The government must take immediate steps to restore the parity in the pay scales of officers of the rank of Lieutenant Colonels and equivalent with their civilian and Coast Guard counterparts who have been awarded more emoluments by the Sixth Pay Commission, says Indian Air Force (IAF) chief Air Chief Marshal Fali H. Major. Major has made the plea in a letter to Admiral Sureesh Mehta, Chairman of the Chiefs of Staff Committee and the Indian Navy chief, urging him to intervene before the government implements the recommendations made by the pay commission.

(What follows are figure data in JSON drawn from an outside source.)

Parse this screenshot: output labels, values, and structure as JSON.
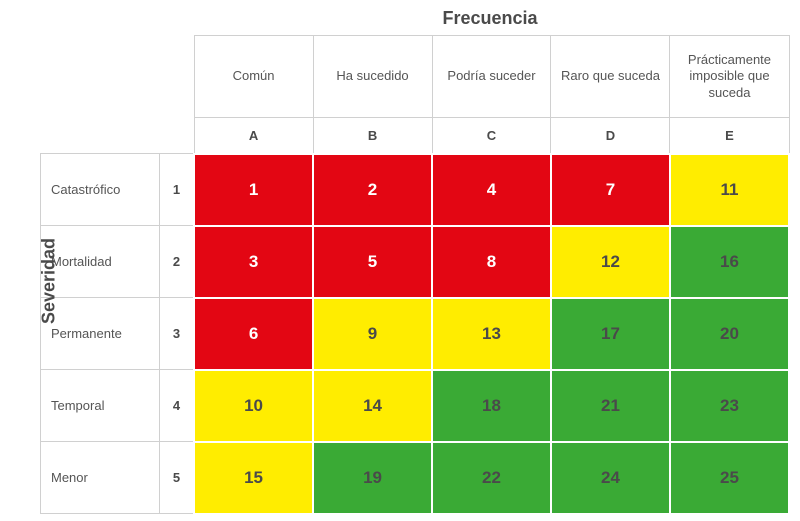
{
  "axes": {
    "x_title": "Frecuencia",
    "y_title": "Severidad"
  },
  "frequency": {
    "labels": [
      "Común",
      "Ha sucedido",
      "Podría suceder",
      "Raro que suceda",
      "Prácticamente imposible que suceda"
    ],
    "codes": [
      "A",
      "B",
      "C",
      "D",
      "E"
    ]
  },
  "severity": {
    "labels": [
      "Catastrófico",
      "Mortalidad",
      "Permanente",
      "Temporal",
      "Menor"
    ],
    "codes": [
      "1",
      "2",
      "3",
      "4",
      "5"
    ]
  },
  "matrix": {
    "type": "heatmap",
    "values": [
      [
        1,
        2,
        4,
        7,
        11
      ],
      [
        3,
        5,
        8,
        12,
        16
      ],
      [
        6,
        9,
        13,
        17,
        20
      ],
      [
        10,
        14,
        18,
        21,
        23
      ],
      [
        15,
        19,
        22,
        24,
        25
      ]
    ],
    "cell_colors": [
      [
        "#e30613",
        "#e30613",
        "#e30613",
        "#e30613",
        "#ffed00"
      ],
      [
        "#e30613",
        "#e30613",
        "#e30613",
        "#ffed00",
        "#3aaa35"
      ],
      [
        "#e30613",
        "#ffed00",
        "#ffed00",
        "#3aaa35",
        "#3aaa35"
      ],
      [
        "#ffed00",
        "#ffed00",
        "#3aaa35",
        "#3aaa35",
        "#3aaa35"
      ],
      [
        "#ffed00",
        "#3aaa35",
        "#3aaa35",
        "#3aaa35",
        "#3aaa35"
      ]
    ],
    "text_colors": [
      [
        "light",
        "light",
        "light",
        "light",
        "dark"
      ],
      [
        "light",
        "light",
        "light",
        "dark",
        "dark"
      ],
      [
        "light",
        "dark",
        "dark",
        "dark",
        "dark"
      ],
      [
        "dark",
        "dark",
        "dark",
        "dark",
        "dark"
      ],
      [
        "dark",
        "dark",
        "dark",
        "dark",
        "dark"
      ]
    ]
  },
  "style": {
    "grid_border_color": "#d0d0d0",
    "cell_border_color": "#ffffff",
    "background_color": "#ffffff",
    "axis_title_fontsize": 18,
    "axis_title_color": "#4a4a4a",
    "header_label_fontsize": 13,
    "header_label_color": "#555555",
    "code_fontsize": 13,
    "code_fontweight": 700,
    "cell_value_fontsize": 17,
    "cell_value_fontweight": 700,
    "text_light": "#ffffff",
    "text_dark": "#4a4a4a"
  }
}
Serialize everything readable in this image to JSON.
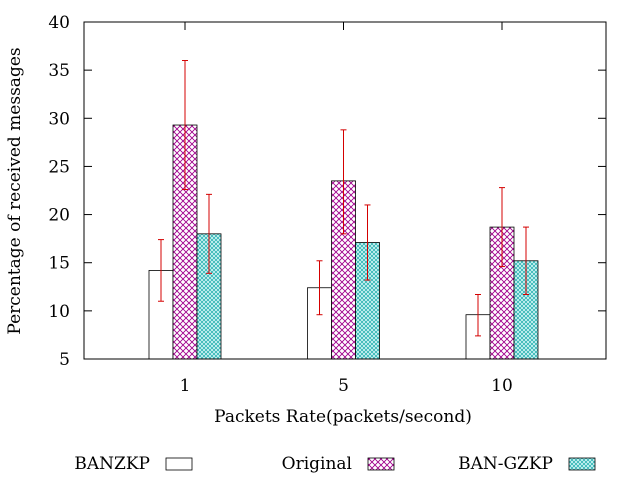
{
  "chart_data": {
    "type": "bar",
    "title": "",
    "xlabel": "Packets Rate(packets/second)",
    "ylabel": "Percentage of received messages",
    "ylim": [
      5,
      40
    ],
    "yticks": [
      5,
      10,
      15,
      20,
      25,
      30,
      35,
      40
    ],
    "categories": [
      "1",
      "5",
      "10"
    ],
    "legend_position": "bottom",
    "series": [
      {
        "name": "BANZKP",
        "pattern": "none",
        "color": "#000000",
        "values": [
          14.2,
          12.4,
          9.6
        ],
        "error_low": [
          11.0,
          9.6,
          7.4
        ],
        "error_high": [
          17.4,
          15.2,
          11.7
        ]
      },
      {
        "name": "Original",
        "pattern": "crosshatch",
        "color": "#a0008c",
        "values": [
          29.3,
          23.5,
          18.7
        ],
        "error_low": [
          22.6,
          18.0,
          14.6
        ],
        "error_high": [
          36.0,
          28.8,
          22.8
        ]
      },
      {
        "name": "BAN-GZKP",
        "pattern": "dots",
        "color": "#00a0a0",
        "values": [
          18.0,
          17.1,
          15.2
        ],
        "error_low": [
          13.9,
          13.2,
          11.7
        ],
        "error_high": [
          22.1,
          21.0,
          18.7
        ]
      }
    ],
    "error_bar_color": "#d40000"
  }
}
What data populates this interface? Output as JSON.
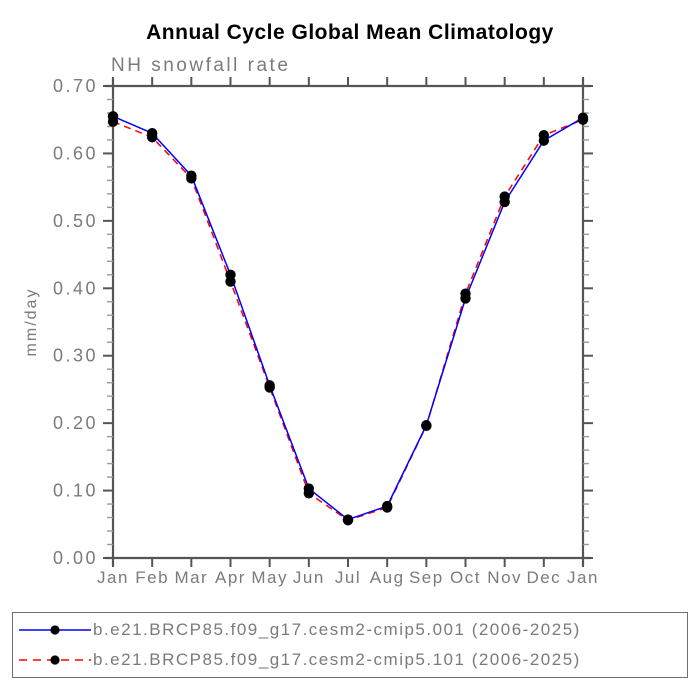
{
  "chart_data": {
    "type": "line",
    "title": "Annual Cycle Global Mean Climatology",
    "subtitle": "NH snowfall rate",
    "ylabel": "mm/day",
    "xlabel": "",
    "categories": [
      "Jan",
      "Feb",
      "Mar",
      "Apr",
      "May",
      "Jun",
      "Jul",
      "Aug",
      "Sep",
      "Oct",
      "Nov",
      "Dec",
      "Jan"
    ],
    "ylim": [
      0.0,
      0.7
    ],
    "y_major_ticks": [
      "0.00",
      "0.10",
      "0.20",
      "0.30",
      "0.40",
      "0.50",
      "0.60",
      "0.70"
    ],
    "y_minor_step": 0.02,
    "grid": false,
    "legend_position": "bottom",
    "series": [
      {
        "name": "b.e21.BRCP85.f09_g17.cesm2-cmip5.001 (2006-2025)",
        "color": "#0000ff",
        "line_style": "solid",
        "marker": "filled-circle",
        "marker_color": "#000000",
        "values": [
          0.655,
          0.63,
          0.567,
          0.42,
          0.256,
          0.103,
          0.057,
          0.077,
          0.197,
          0.385,
          0.528,
          0.619,
          0.653
        ]
      },
      {
        "name": "b.e21.BRCP85.f09_g17.cesm2-cmip5.101 (2006-2025)",
        "color": "#ff0000",
        "line_style": "dashed",
        "marker": "filled-circle",
        "marker_color": "#000000",
        "values": [
          0.647,
          0.624,
          0.563,
          0.41,
          0.253,
          0.096,
          0.056,
          0.075,
          0.196,
          0.392,
          0.536,
          0.627,
          0.65
        ]
      }
    ],
    "style": {
      "axis_color": "#555555",
      "minor_tick_color": "#9a9a9a",
      "tick_label_color": "#7b7b7b",
      "marker_radius": 5.2
    }
  }
}
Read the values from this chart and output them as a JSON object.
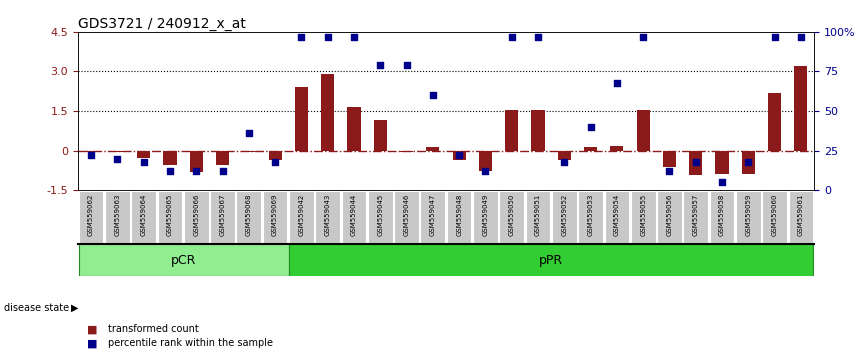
{
  "title": "GDS3721 / 240912_x_at",
  "samples": [
    "GSM559062",
    "GSM559063",
    "GSM559064",
    "GSM559065",
    "GSM559066",
    "GSM559067",
    "GSM559068",
    "GSM559069",
    "GSM559042",
    "GSM559043",
    "GSM559044",
    "GSM559045",
    "GSM559046",
    "GSM559047",
    "GSM559048",
    "GSM559049",
    "GSM559050",
    "GSM559051",
    "GSM559052",
    "GSM559053",
    "GSM559054",
    "GSM559055",
    "GSM559056",
    "GSM559057",
    "GSM559058",
    "GSM559059",
    "GSM559060",
    "GSM559061"
  ],
  "transformed_count": [
    -0.05,
    -0.05,
    -0.28,
    -0.55,
    -0.82,
    -0.55,
    -0.05,
    -0.35,
    2.42,
    2.92,
    1.65,
    1.15,
    -0.05,
    0.12,
    -0.35,
    -0.78,
    1.55,
    1.55,
    -0.35,
    0.12,
    0.18,
    1.55,
    -0.62,
    -0.92,
    -0.88,
    -0.88,
    2.2,
    3.22
  ],
  "percentile_rank": [
    22,
    20,
    18,
    12,
    12,
    12,
    36,
    18,
    97,
    97,
    97,
    79,
    79,
    60,
    22,
    12,
    97,
    97,
    18,
    40,
    68,
    97,
    12,
    18,
    5,
    18,
    97,
    97
  ],
  "pcr_count": 8,
  "ppr_count": 20,
  "ylim_left": [
    -1.5,
    4.5
  ],
  "ylim_right": [
    0,
    100
  ],
  "yticks_left": [
    -1.5,
    0,
    1.5,
    3.0,
    4.5
  ],
  "yticks_right": [
    0,
    25,
    50,
    75,
    100
  ],
  "hlines": [
    1.5,
    3.0
  ],
  "bar_color": "#8B1A1A",
  "dot_color": "#00008B",
  "pcr_color": "#90EE90",
  "ppr_color": "#32CD32",
  "zero_line_color": "#8B1A1A",
  "background_color": "#FFFFFF",
  "title_fontsize": 10
}
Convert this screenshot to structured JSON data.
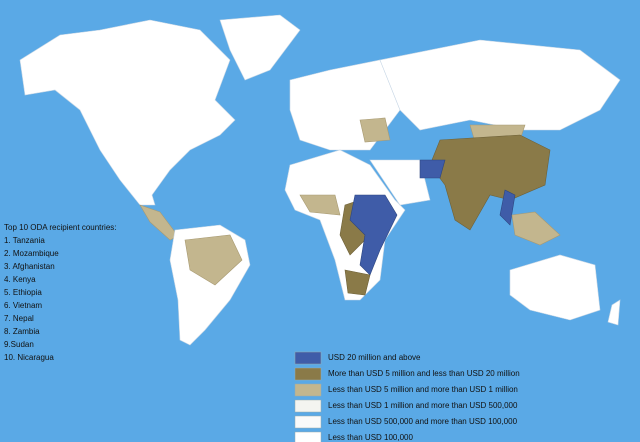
{
  "list": {
    "title": "Top 10 ODA recipient countries:",
    "items": [
      "1. Tanzania",
      "2. Mozambique",
      "3. Afghanistan",
      "4. Kenya",
      "5. Ethiopia",
      "6. Vietnam",
      "7. Nepal",
      "8. Zambia",
      "9.Sudan",
      "10. Nicaragua"
    ]
  },
  "legend": [
    {
      "label": "USD 20 million and above",
      "color": "#3f5ca8"
    },
    {
      "label": "More than USD 5 million and less than USD 20 million",
      "color": "#8a7a48"
    },
    {
      "label": "Less than USD 5 million and more than USD 1 million",
      "color": "#c3b68e"
    },
    {
      "label": "Less than USD 1 million and more than USD 500,000",
      "color": "#f4f4f0"
    },
    {
      "label": "Less than USD 500,000  and more than USD 100,000",
      "color": "#fafafa"
    },
    {
      "label": "Less than USD 100,000",
      "color": "#ffffff"
    }
  ]
}
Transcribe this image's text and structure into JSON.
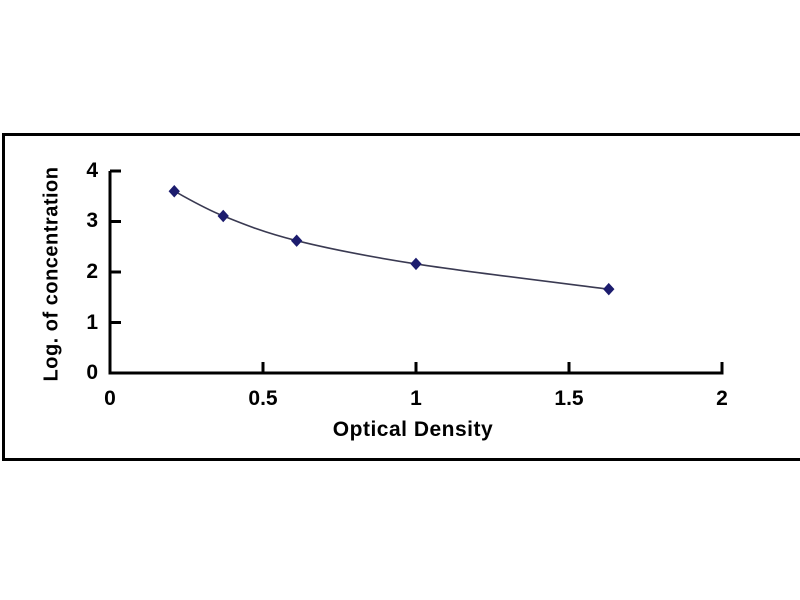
{
  "page": {
    "background": "#ffffff"
  },
  "chart_data": {
    "type": "line",
    "title": "",
    "xlabel": "Optical Density",
    "ylabel": "Log. of concentration",
    "points": [
      {
        "x": 0.21,
        "y": 3.6
      },
      {
        "x": 0.37,
        "y": 3.11
      },
      {
        "x": 0.61,
        "y": 2.62
      },
      {
        "x": 1.0,
        "y": 2.16
      },
      {
        "x": 1.63,
        "y": 1.66
      }
    ],
    "xlim": [
      0,
      2
    ],
    "ylim": [
      0,
      4
    ],
    "xticks": {
      "values": [
        0,
        0.5,
        1,
        1.5,
        2
      ],
      "labels": [
        "0",
        "0.5",
        "1",
        "1.5",
        "2"
      ]
    },
    "yticks": {
      "values": [
        0,
        1,
        2,
        3,
        4
      ],
      "labels": [
        "0",
        "1",
        "2",
        "3",
        "4"
      ]
    },
    "curve_style": "smooth",
    "marker": "diamond",
    "marker_color": "#1c1c6e",
    "line_color": "#3a3a52",
    "axis_color": "#000000",
    "grid": false,
    "legend_position": "none"
  }
}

“The finance ministry is introducing yet another anomaly by lowering the extant of parities of officers of the armed forces, of the Lt. Col. (and equivalent), by retaining them in pay band-3, while raising similarly placed civilian and paramilitary officers to pay band-4,” Major wrote in the letter sent Monday. A copy of the letter was made available to IANS.“It is reliably learnt that civilian and paramilitary officers in the extant pay scales S-24 (Rs.14,300-400-18,300) and S-25 (Rs.15,100-400-18,300) will be placed in pay band-4, whereas the same is being denied to the armed forces officers (Lt. Col. and equivalent) who were already in S-25,” Major said.
The IAF chief has pointed that because of this the civilian officers who were in the lower pay bracket (S-24) and were hitherto drawing lesser pay than Lieutenant Colonels and officers of equivalent ranks would now draw a higher basic salary.
At present, the India Army, the Indian Navy and IAF have 11,187, 3,528 and 4,216 officers, respectively, of the rank of Lieutenant Colonel and equivalent.
“This is not just affecting a Lt. Col. Because of this the pay of Coast Guard’s commandant with 23 years of experience will be equivalent to a Rear Admiral with 30 years of experience,” a senior army official said.
The cabinet Aug 14 cleared the revised recommendations of the pay commission, granting huge hikes to five million government employees, with special attention paid to military and paramilitary personnel.
According to the government, the revision translates into a 20 percent hike over the 40 percent across-the-board increase the pay commission had recommended.
The government promised at least three promotions for defence personnel and civilian employees under the modified assured career progression (ACP) scheme.
Civilians will be assured of promotions after 10, 20 and 30 years of service. Junior and non-commissioned officers and personnel below officer rank (PBOR) will be eligible for this after 8, 16 and 24 years of work.
The Military Service Pay recommended by the pay commission has been doubled to Rs.2,000 for PBORs and retained at Rs.6,000 for officers up to the rank of brigadiers.
Middle level officers – colonels, brigadiers and equivalent – are now placed in the highest pay band of PB-4. Lieutenant generals overlooked for promotion as army commanders due to lack of residual service will get the grade of an army commander.
The report of the Sixth Pay Commission, headed by Justice (retd) B.N. Srikrishna, was submitted to Finance Minister P. Chidambaram March 24.
It led to protests from both civilian and defence personnel, following which the government appointed a committee under Cabinet Secretary K. Chandrashekhar to study the various demands for financial corrections.
The three service chiefs also made a joint representation to Defence Minister A.K. Antony.